Some intersections in the Poincare bundle, and the universal theta divisor on the moduli space of (semi)abelian varieties

TL;DR

This paper computes intersection numbers on the Poincare bundle to determine the classes of universal theta divisors on the moduli space of semiabelian varieties, advancing understanding of their geometric structure.

Contribution

It provides explicit intersection number calculations and new formulas for universal theta divisor classes on the boundary of the moduli space.

Findings

Computed all top intersection numbers of divisors on the Poincare bundle.

Derived the class of the universal theta divisor and m-theta divisor in semiabelian varieties.

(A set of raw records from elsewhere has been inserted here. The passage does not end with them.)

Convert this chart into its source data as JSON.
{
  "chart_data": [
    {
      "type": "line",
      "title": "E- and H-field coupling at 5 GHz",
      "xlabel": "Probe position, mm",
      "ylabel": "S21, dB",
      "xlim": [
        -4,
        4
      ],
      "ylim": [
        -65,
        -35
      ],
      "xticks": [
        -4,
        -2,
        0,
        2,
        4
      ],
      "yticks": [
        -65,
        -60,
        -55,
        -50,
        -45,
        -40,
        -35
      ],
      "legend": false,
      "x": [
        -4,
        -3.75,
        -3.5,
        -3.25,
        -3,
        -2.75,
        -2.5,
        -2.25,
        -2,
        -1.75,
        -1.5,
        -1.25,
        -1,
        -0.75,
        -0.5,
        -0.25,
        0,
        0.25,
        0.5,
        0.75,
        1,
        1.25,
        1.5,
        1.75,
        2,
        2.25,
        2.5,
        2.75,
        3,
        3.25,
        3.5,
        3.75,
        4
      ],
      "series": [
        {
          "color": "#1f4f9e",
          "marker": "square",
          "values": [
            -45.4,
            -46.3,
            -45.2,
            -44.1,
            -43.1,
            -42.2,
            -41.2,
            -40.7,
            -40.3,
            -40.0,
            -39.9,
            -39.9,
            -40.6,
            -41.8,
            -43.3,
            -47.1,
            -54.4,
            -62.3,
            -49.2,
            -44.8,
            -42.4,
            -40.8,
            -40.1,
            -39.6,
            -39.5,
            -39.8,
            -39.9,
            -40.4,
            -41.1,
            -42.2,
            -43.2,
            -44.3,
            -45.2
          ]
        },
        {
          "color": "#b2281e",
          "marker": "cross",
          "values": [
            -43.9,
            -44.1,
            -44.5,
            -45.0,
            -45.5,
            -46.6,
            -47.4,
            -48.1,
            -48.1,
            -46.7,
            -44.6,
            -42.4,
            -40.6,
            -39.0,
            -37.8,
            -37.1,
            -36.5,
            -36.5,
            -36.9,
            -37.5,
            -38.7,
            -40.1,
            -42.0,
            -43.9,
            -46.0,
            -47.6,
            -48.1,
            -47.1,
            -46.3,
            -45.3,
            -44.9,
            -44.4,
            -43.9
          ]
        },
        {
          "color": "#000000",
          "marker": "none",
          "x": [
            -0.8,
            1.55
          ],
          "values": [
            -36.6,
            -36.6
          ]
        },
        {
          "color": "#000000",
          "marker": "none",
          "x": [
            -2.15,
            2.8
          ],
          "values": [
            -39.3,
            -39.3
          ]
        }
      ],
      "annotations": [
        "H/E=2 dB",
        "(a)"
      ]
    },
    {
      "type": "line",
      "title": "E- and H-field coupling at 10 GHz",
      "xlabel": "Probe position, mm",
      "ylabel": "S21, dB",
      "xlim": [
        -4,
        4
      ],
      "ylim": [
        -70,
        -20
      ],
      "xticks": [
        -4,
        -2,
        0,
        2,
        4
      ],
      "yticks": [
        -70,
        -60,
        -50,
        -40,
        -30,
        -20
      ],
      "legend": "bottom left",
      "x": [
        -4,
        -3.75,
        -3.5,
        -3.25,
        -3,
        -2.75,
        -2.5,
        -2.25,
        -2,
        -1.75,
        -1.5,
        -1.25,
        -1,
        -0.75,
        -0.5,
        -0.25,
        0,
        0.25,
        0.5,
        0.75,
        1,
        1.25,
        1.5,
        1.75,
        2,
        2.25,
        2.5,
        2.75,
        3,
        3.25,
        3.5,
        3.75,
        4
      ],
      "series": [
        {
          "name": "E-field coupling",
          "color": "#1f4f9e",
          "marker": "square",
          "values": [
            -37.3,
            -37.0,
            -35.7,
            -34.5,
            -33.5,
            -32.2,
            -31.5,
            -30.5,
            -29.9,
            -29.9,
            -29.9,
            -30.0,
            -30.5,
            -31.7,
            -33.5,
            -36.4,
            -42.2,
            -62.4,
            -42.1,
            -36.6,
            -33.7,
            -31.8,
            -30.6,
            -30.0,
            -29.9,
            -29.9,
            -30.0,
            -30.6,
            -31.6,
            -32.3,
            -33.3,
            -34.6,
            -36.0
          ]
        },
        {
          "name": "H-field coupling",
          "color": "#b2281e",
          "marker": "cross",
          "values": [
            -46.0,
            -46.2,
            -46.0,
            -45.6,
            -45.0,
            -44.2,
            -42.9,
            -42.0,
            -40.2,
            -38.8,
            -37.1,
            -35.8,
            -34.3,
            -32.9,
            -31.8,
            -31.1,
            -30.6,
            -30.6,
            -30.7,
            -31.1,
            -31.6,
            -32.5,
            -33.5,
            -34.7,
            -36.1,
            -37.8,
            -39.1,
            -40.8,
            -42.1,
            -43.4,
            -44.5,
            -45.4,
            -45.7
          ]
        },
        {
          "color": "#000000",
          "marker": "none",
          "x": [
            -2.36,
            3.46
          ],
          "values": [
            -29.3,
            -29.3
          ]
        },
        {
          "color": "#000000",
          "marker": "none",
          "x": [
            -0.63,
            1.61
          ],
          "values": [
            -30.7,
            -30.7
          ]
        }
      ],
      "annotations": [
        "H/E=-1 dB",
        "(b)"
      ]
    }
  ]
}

Calculated boundary coefficients for the Andreotti-Mayer divisor and the universal m-theta divisor.

Abstract

We compute all the top intersection numbers of divisors on the total space of the Poincare bundle restricted to the product of a curve and the abelian variety. We use these computations to find the class of the universal theta divisor and $m$-theta divisor inside the universal corank 1 semiabelian variety -- the boundary of the partial toroidal compactification of the moduli space of abelian varieties. We give two computational examples: we compute the boundary coefficient of the Andreotti-Mayer divisor (computed by Mumford but in a much harder and ad hoc way), and the analog of this for the universal $m$-theta divisor.